In Modern Manners cultural guru P. J. O'Rourke provides the essential accessory for the truly contemporary man or woman-a rulebook for living in a world without rules.
Traditionally, good manners were a means of becoming as bland and invisible as everyone else, and thus of avoiding calling attention to one's own awkwardness and stupidity. Today, with everyone wanting to appear special, stupidity is at a premium and manners-as outrageous and bizarre as possible-are a wonderful way to distinguish ourselves, or have a fine time trying.
Modern Manners is an irreverent and hilarious guide to anti-etiquette that offers pointed advice on a range of topics from sex and entertaining to reading habits and death. With the most up-to-date forms of vulgarity, churlishness, and presumption, the latest fashions in discourtesy and barbarous display, P. J. O'Rourke makes it easier for all of us to survive with style in a rude world.
As one of the few folks who made it out of the
National Lampoon alive and writing, P. J. O'Rourke is--a comment that might please him more than most humorists--an elder statesman of American humor. While this says much about the thinness of the field, you gotta give him his props.

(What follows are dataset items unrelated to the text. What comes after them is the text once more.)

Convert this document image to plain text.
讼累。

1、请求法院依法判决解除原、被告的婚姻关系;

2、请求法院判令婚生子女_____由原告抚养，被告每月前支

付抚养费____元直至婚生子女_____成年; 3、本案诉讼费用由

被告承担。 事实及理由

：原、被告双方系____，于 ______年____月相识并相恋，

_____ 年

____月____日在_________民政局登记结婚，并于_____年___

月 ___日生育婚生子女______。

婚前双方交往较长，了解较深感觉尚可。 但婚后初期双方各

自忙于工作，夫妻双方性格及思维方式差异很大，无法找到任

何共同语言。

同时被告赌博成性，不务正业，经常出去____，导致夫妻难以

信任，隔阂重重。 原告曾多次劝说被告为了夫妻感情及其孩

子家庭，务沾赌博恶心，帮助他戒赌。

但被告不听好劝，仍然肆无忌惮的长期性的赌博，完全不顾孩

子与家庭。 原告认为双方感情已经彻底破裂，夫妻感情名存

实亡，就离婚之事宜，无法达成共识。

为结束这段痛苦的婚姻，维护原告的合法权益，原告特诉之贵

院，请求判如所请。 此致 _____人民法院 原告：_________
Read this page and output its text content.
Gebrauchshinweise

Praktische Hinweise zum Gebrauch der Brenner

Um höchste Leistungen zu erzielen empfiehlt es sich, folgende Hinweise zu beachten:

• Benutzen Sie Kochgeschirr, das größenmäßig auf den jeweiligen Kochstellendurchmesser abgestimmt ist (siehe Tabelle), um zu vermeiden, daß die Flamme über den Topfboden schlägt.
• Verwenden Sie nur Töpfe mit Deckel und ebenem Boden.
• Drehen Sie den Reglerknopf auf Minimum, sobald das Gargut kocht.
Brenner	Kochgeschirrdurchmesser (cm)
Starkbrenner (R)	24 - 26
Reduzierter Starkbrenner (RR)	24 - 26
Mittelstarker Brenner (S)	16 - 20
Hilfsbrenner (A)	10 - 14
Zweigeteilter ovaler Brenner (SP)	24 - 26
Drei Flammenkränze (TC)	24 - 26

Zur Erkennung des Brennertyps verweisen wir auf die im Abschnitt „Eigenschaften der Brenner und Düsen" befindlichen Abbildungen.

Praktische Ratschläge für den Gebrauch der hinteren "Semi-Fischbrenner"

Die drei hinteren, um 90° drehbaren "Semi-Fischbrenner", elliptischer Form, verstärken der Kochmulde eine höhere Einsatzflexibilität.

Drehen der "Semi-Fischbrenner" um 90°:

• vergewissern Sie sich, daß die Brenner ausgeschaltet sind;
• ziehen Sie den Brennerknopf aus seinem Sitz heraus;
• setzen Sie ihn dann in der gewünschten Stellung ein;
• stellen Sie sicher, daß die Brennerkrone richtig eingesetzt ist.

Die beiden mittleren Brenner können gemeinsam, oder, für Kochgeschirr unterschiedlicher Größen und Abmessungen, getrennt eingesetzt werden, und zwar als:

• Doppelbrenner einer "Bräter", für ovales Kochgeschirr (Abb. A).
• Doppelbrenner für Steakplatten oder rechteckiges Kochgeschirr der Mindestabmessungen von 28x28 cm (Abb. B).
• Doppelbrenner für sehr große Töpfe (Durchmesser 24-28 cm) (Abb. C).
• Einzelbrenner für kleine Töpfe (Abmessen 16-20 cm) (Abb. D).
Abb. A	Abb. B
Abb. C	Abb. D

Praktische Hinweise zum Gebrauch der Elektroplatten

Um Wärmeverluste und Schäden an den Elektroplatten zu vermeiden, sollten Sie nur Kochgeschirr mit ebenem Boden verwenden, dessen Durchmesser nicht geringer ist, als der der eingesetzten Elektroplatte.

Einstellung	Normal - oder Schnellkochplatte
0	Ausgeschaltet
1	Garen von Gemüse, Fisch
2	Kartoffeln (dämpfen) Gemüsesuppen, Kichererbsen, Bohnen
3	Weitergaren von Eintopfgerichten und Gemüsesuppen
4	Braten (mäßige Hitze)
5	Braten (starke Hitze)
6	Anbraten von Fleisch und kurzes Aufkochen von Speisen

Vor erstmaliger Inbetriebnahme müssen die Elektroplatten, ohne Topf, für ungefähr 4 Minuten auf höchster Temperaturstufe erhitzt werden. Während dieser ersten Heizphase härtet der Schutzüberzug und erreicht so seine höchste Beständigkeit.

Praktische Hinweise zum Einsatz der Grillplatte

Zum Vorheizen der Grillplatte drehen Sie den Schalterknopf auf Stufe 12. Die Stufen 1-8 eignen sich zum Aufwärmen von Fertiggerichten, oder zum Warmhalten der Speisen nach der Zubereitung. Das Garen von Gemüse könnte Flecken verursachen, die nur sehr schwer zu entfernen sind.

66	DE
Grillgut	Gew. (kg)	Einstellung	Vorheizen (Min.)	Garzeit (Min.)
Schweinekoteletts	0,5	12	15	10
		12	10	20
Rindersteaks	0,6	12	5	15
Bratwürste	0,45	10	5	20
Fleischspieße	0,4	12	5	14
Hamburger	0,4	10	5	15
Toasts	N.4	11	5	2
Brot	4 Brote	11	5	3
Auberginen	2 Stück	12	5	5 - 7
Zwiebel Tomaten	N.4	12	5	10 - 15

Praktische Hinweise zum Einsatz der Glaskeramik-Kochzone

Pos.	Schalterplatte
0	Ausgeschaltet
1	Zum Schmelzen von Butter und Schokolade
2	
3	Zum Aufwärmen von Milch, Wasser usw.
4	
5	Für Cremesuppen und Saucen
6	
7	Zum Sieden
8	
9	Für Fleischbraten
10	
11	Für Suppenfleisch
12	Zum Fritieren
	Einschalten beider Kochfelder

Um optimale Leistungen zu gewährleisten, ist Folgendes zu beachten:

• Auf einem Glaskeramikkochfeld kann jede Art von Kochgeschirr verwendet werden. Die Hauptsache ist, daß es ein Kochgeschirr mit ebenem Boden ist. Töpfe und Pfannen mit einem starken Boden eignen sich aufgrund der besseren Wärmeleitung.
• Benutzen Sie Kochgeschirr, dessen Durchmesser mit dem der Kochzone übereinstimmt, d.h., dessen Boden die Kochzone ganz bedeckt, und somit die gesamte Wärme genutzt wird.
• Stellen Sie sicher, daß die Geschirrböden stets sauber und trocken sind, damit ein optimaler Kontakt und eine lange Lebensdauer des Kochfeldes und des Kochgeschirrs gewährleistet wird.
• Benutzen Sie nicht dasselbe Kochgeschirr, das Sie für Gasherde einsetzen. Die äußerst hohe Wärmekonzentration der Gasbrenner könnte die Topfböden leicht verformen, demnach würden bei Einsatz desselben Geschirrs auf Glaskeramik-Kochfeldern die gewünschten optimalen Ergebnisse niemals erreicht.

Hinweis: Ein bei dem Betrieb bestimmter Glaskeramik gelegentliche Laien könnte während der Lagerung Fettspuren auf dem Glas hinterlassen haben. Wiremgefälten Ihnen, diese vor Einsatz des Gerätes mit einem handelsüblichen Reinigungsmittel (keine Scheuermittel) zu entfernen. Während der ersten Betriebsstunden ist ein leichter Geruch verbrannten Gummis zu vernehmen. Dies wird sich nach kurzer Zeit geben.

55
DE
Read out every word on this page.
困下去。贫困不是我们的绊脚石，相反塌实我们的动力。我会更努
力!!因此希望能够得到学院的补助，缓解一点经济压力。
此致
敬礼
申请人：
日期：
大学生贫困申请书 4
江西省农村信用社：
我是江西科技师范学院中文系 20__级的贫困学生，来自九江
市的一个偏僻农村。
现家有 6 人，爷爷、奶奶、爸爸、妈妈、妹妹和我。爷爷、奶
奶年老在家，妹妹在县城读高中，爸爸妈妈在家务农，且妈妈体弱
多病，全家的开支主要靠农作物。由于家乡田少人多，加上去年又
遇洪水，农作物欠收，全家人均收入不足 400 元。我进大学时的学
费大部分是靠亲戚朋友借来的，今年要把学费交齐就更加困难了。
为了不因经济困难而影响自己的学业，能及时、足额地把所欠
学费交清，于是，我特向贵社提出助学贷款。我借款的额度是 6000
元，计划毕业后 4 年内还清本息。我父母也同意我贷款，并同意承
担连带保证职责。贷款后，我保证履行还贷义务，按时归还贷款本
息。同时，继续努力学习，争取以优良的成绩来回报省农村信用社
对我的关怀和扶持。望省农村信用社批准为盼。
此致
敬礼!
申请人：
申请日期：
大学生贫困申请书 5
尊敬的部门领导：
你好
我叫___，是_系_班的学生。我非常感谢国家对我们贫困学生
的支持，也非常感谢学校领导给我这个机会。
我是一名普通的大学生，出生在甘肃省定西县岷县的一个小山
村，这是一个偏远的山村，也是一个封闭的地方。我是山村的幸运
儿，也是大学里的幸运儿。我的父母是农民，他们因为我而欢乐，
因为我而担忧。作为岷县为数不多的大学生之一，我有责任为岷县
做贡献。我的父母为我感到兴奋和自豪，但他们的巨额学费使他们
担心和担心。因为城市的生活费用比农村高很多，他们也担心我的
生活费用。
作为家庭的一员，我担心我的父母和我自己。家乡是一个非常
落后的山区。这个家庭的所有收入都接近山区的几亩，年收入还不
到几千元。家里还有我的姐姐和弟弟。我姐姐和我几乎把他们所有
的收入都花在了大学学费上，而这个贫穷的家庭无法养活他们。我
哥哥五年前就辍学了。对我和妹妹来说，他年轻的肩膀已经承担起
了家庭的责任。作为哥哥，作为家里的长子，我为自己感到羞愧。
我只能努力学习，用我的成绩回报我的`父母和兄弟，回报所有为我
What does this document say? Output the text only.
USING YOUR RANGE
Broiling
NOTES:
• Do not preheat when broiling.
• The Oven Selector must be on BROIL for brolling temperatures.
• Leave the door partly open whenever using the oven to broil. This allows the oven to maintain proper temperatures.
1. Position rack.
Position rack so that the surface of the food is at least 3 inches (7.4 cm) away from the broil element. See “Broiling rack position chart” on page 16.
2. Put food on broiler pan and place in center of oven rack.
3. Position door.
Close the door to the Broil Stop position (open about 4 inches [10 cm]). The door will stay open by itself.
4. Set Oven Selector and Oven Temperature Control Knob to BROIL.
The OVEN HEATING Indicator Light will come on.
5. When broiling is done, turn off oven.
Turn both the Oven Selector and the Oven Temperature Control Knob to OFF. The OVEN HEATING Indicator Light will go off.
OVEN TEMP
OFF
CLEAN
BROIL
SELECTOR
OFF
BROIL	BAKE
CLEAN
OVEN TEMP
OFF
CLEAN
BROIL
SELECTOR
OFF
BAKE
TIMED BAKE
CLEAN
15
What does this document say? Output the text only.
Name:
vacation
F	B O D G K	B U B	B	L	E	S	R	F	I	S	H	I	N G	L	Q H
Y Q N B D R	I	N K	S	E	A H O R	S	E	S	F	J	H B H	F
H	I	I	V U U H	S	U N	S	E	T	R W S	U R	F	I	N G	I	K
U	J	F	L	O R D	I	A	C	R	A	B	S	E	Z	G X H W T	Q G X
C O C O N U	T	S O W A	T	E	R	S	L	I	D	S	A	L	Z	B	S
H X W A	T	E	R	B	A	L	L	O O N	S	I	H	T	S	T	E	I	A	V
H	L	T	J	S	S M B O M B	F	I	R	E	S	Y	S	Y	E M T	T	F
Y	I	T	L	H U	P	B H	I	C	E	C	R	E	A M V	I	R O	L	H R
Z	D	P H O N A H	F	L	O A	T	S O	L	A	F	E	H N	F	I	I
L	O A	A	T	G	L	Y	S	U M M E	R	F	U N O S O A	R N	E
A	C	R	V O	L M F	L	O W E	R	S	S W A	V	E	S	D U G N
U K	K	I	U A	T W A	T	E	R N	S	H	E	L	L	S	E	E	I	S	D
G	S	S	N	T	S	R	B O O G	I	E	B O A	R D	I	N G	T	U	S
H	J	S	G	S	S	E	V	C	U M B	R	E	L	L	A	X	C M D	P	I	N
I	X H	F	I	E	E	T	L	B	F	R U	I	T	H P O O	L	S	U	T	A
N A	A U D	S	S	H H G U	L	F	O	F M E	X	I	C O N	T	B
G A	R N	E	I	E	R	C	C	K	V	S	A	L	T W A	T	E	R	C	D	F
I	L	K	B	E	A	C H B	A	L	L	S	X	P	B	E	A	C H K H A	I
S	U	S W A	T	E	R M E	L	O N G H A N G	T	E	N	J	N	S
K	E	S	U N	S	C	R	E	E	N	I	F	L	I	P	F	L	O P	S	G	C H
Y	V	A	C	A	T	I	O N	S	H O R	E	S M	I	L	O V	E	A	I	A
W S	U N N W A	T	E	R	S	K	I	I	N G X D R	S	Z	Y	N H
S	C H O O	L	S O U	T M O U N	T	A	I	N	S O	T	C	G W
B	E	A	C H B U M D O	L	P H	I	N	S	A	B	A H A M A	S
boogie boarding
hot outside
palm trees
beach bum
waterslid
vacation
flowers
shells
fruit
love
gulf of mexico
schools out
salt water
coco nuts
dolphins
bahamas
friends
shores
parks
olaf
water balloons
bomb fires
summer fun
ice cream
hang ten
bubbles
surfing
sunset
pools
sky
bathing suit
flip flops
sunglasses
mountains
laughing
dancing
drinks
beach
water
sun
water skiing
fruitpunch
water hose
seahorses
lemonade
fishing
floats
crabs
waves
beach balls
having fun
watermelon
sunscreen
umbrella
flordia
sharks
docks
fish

Modern Manners is good, early O'Rourke, a book that you can read and enjoy without being to the right of Francisco Franco. Who can resist lines such as "A hat should be taken off when you greet a lady and left off for the rest of your life. Nothing looks more stupid than a hat." Or, "Don't wear a tweed jacket to work unless you expect to flush a covey of quail from behind the Xerox machine." Manners are a moving target, and some sections are in need of revision (cocaine really was a big deal, wasn't it?), but don't let that dissuade you. By and large, Modern Manners comes through admirably.